Rufous Whistler (Pachycephala rufiventris) Female.
Central Bearded Dragon (Pogona vitticeps) whilst being moved off the road.
We thanked and said Goodbye to Greg and continued on West then south stopping at Copley Bush Bakery and Quandong Cafe for Coffee and a Quandong Pie, species seen during the drive included Australian Magpie (Gymnorhina tibicen), Little Corella (Cacatua sanguinea), Tree Martin (Petrochelidon nigricans), Yellow-throated Miner (Manorina flavigula), Magpie-lark (Grallina cyanoleuca), House Sparrow (Passer domesticus), Black (Milvus migrans) and Whistling Kite (Haliastur sphenurus), Black-faced Woodswallow (Artamus cinereus), Emu, Common Starling (Sturnus vulgaris), Silvereye (Zosterops lateralis) and Wedge-tailed Eagle (Aquila audax).
Art Work / Signs at the entrance to Nepabunna.

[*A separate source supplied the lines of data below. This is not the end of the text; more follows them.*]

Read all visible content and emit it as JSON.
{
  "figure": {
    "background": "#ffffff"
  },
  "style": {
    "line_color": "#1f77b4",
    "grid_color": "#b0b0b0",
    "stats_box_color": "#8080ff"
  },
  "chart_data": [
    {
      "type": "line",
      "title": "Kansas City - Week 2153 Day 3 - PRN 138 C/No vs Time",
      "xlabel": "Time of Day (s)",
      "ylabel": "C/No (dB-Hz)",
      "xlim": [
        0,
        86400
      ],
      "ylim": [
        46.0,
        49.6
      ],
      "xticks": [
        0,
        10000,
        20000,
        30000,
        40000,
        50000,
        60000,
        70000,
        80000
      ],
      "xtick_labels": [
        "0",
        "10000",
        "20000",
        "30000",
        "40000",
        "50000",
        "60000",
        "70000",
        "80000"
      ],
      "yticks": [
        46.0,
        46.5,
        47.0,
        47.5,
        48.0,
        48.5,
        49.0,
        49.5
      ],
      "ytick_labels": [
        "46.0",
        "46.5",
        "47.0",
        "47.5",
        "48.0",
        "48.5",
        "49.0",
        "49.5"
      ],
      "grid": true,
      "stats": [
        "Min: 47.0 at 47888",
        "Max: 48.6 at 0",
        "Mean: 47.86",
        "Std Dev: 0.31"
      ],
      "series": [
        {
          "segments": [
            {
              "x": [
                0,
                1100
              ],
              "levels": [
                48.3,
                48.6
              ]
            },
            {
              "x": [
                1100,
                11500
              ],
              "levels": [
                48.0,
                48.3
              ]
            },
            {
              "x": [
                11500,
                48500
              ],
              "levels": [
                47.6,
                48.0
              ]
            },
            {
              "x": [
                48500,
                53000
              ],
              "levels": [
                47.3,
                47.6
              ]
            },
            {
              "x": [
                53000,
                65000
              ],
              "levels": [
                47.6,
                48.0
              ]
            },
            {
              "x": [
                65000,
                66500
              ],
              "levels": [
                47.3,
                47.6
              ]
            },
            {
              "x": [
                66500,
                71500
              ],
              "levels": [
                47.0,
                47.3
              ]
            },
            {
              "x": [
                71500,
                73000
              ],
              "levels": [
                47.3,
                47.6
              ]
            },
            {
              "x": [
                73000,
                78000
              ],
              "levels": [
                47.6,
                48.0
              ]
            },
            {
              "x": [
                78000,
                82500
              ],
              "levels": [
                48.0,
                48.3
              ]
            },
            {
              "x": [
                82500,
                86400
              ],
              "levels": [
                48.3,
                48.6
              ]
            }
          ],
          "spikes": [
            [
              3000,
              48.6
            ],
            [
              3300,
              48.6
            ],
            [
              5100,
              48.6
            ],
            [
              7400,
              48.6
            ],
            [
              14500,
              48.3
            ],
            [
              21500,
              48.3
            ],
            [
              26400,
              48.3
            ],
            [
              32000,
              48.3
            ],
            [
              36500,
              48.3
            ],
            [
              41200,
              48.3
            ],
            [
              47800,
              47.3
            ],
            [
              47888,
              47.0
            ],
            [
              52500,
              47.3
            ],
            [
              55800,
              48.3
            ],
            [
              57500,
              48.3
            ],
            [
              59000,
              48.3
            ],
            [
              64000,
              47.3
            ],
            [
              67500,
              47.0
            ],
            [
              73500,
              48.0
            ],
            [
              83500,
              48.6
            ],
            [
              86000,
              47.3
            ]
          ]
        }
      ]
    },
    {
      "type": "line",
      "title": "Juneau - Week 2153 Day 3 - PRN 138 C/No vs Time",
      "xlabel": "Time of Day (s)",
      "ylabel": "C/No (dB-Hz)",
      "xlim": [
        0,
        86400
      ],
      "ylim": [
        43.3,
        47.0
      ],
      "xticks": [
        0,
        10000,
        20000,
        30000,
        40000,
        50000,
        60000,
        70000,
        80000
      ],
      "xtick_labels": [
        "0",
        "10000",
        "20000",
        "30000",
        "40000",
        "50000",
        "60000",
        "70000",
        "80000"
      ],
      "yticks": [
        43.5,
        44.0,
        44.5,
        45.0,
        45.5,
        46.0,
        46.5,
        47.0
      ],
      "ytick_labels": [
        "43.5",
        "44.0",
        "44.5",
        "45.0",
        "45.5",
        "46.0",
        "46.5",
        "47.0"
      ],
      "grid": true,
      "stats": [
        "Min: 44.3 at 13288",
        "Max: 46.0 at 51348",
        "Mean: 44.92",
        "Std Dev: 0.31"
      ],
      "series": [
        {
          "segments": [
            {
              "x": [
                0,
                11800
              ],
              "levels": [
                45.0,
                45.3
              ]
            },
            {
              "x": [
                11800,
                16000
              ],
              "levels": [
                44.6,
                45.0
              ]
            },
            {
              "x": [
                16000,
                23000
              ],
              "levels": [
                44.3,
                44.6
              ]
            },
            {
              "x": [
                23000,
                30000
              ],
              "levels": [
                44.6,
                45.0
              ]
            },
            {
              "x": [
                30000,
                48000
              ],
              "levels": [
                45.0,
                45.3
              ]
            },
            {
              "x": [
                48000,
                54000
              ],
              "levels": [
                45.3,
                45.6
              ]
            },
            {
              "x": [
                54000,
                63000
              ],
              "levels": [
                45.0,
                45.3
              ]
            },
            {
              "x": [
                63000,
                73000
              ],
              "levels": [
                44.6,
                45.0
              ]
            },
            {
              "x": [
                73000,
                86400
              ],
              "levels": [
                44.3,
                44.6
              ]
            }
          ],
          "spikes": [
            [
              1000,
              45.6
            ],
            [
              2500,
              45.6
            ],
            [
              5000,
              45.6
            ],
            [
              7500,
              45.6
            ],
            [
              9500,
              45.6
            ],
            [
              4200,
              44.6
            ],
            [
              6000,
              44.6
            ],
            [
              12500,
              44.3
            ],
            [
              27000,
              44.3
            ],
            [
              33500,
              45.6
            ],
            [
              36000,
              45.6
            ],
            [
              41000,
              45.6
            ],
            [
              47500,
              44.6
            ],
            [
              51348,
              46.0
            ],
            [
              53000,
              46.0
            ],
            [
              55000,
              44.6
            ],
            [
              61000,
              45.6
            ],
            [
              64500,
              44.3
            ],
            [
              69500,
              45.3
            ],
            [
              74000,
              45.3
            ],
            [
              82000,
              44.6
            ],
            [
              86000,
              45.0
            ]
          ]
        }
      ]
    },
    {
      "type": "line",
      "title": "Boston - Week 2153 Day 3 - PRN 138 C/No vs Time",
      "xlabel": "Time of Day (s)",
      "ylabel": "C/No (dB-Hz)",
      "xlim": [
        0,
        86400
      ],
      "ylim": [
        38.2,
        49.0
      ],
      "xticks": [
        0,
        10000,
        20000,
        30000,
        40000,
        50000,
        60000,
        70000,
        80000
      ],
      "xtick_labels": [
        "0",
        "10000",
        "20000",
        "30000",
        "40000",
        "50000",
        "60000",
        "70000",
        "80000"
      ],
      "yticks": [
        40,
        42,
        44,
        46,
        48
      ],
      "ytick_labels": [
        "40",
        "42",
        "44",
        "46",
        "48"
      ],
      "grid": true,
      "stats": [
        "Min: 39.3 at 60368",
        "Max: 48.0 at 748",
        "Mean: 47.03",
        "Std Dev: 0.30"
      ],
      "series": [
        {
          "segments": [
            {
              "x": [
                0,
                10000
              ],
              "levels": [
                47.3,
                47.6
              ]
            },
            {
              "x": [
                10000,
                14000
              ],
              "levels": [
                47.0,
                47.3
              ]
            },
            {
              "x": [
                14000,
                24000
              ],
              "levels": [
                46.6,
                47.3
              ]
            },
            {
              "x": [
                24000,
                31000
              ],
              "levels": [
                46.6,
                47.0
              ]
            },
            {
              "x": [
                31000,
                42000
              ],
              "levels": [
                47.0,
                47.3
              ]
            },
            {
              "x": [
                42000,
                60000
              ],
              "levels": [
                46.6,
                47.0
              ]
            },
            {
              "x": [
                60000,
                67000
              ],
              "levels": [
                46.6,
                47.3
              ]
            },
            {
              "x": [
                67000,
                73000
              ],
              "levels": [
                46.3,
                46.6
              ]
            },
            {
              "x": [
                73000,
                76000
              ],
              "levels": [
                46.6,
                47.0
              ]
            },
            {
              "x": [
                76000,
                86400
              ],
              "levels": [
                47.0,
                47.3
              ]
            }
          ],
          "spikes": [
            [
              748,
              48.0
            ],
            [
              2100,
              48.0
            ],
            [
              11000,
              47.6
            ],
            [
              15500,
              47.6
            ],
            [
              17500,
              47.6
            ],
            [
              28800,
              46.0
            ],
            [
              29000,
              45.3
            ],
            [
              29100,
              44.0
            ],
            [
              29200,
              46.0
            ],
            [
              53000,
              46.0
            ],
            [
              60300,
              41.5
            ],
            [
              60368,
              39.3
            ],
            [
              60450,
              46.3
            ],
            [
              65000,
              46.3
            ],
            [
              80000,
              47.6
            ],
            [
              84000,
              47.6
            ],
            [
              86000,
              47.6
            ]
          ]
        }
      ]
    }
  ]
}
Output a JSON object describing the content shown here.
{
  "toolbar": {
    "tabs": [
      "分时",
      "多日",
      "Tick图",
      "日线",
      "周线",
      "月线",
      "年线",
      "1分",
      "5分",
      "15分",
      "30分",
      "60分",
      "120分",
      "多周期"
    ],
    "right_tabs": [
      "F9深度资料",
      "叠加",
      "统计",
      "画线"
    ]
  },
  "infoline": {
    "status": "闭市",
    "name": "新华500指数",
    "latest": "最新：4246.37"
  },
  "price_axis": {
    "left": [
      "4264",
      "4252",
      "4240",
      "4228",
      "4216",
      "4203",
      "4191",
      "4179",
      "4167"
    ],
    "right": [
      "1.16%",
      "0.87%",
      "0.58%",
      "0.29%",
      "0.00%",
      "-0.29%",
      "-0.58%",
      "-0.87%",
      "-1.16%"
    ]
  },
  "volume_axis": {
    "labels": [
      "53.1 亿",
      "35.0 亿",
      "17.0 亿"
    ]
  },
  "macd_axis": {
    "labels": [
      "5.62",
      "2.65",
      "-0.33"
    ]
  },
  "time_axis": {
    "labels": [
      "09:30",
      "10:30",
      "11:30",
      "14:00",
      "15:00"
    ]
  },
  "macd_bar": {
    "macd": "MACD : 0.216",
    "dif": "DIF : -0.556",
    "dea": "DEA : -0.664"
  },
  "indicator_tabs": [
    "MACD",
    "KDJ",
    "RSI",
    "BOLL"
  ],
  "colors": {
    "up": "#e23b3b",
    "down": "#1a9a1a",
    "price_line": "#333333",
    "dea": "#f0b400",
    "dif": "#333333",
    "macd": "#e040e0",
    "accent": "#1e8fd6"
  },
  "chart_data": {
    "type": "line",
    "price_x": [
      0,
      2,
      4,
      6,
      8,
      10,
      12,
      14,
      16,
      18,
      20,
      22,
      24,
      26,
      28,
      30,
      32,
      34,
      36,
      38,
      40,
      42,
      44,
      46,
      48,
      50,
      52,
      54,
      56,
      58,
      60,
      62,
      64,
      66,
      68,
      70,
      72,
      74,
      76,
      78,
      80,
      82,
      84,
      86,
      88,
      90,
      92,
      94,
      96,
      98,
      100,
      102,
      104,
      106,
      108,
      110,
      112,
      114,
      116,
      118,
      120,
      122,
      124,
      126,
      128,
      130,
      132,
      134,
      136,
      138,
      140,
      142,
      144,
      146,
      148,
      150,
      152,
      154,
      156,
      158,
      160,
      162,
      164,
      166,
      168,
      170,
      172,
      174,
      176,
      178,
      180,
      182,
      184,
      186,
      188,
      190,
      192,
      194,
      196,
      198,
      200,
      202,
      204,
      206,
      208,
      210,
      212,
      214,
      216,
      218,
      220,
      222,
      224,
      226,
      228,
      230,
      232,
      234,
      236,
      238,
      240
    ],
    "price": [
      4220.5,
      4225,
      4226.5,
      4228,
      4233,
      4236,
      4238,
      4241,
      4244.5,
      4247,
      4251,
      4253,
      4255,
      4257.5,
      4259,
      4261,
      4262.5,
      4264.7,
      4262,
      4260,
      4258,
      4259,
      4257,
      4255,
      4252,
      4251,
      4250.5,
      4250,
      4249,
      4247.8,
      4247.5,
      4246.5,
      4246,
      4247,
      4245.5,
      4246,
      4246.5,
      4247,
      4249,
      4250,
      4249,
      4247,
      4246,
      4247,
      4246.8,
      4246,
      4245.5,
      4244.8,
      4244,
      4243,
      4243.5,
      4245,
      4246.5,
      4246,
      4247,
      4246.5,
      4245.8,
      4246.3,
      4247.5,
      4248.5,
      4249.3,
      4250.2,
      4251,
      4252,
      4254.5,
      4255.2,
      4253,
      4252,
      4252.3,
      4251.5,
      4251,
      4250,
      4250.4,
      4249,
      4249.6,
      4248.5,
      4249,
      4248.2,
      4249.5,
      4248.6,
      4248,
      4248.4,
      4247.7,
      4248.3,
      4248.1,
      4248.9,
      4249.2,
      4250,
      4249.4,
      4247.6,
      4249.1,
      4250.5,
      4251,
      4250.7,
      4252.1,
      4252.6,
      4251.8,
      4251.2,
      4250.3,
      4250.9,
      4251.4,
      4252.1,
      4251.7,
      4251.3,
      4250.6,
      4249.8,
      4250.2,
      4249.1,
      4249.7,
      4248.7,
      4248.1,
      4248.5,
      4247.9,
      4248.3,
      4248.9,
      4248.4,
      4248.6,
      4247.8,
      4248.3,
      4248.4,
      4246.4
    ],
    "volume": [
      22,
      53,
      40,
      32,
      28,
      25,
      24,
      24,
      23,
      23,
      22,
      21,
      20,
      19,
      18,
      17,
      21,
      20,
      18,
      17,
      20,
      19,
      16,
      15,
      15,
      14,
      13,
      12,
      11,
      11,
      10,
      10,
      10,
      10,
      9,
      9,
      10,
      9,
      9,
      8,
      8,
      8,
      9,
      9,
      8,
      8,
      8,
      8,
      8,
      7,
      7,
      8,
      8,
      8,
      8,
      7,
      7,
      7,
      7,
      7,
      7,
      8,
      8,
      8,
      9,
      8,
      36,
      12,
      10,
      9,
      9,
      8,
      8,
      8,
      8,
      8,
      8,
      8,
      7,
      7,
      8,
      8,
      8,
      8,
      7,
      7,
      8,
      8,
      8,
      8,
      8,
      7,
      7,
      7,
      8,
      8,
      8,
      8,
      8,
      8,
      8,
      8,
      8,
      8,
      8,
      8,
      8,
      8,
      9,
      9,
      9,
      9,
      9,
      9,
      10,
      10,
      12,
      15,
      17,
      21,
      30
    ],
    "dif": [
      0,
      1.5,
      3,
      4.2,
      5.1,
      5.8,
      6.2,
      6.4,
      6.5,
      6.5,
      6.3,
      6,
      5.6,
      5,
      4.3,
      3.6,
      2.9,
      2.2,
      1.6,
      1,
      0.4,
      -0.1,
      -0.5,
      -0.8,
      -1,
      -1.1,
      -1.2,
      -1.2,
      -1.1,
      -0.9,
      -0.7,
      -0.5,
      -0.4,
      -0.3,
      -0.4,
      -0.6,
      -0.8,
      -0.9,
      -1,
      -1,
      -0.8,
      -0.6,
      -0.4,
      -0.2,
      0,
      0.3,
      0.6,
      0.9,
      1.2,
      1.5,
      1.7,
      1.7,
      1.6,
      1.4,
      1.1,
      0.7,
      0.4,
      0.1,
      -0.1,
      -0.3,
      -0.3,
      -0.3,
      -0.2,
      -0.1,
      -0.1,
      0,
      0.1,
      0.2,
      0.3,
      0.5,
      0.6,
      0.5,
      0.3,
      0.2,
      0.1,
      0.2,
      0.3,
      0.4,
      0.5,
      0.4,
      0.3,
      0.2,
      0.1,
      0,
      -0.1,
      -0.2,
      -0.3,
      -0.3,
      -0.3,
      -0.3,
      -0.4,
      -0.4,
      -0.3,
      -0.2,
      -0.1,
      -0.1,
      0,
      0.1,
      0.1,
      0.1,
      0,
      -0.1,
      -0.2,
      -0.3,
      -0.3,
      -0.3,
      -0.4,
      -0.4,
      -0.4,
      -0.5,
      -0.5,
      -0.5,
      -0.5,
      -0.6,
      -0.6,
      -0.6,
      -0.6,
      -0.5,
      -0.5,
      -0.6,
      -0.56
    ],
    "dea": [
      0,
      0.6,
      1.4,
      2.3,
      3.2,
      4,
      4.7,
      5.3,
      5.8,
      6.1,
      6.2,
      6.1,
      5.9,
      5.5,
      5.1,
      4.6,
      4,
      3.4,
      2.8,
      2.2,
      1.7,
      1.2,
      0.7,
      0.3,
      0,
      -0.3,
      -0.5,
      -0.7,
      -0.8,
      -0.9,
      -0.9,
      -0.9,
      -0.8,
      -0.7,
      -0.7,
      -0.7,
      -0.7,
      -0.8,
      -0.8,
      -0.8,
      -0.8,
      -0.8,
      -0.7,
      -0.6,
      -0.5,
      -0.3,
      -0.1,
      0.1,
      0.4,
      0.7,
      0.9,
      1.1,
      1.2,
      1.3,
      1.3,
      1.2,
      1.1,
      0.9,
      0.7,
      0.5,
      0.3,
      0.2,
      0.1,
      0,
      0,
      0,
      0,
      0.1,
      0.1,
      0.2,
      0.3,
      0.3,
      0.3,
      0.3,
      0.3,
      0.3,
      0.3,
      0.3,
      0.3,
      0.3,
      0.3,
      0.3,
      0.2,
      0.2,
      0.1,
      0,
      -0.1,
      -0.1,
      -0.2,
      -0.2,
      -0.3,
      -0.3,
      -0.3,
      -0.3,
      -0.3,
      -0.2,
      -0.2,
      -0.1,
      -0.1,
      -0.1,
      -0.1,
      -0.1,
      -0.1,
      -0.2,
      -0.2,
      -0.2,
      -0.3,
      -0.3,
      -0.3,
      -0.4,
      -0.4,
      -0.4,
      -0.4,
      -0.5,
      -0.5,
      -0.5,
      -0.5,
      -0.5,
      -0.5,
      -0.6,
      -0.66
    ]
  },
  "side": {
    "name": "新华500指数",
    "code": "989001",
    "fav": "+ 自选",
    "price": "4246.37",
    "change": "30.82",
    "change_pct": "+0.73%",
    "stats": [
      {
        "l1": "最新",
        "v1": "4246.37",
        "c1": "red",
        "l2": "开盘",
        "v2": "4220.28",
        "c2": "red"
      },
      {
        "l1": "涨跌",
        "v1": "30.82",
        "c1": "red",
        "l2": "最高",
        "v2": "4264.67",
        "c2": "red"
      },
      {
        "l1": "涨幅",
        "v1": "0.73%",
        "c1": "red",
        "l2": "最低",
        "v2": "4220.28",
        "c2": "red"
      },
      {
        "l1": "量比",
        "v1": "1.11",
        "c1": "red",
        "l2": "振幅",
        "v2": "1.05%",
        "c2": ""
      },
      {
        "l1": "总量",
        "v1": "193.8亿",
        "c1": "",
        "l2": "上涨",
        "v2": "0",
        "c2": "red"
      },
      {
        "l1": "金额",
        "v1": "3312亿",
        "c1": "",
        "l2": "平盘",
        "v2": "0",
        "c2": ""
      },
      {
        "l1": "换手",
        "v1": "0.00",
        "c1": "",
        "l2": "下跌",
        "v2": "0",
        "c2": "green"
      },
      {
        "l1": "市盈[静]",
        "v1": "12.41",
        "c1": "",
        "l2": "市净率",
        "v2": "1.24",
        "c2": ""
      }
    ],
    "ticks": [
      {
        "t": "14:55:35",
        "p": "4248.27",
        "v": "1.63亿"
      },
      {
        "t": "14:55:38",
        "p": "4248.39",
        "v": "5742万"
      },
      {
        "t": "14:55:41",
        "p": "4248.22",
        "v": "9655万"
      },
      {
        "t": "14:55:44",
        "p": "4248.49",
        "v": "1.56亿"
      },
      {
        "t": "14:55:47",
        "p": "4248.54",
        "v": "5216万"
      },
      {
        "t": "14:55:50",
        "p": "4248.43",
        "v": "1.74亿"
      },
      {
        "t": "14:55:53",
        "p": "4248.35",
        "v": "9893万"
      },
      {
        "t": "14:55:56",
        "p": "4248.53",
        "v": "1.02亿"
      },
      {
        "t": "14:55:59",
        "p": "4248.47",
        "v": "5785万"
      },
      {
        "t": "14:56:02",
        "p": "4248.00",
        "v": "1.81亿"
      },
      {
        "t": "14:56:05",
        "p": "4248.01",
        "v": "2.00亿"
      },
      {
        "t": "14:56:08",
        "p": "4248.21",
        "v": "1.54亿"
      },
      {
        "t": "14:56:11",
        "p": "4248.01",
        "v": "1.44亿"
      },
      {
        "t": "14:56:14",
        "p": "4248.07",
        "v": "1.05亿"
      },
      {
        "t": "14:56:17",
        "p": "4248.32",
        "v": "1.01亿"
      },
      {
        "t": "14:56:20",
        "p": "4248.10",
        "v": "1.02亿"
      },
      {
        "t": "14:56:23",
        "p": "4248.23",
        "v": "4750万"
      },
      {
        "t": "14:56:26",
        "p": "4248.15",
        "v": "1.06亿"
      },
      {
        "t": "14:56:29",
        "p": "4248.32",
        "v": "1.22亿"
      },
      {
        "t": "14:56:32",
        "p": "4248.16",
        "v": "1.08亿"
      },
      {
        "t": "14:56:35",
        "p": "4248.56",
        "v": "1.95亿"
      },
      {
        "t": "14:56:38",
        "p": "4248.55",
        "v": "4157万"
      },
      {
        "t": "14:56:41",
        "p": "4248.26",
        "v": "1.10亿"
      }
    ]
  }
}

We stopped at Port Augusta hoping to eat at the Arid Lands Botanic Garden but it was already closed, we added White-browed Babbler (Pomatostomus superciliosus), Red Wattlebird (Anthochaera carunculata) and Silver Gull (Chroicocephalus novaehollandiae), plus on the way south Black-shouldered Kite (Elanus axillaris), Welcome Swallow (Hirundo neoxena), Spotted Harrier (Circus assimilis) and a Barn Owl (Tyto alba) which I missed as I think I had nodded off in the back.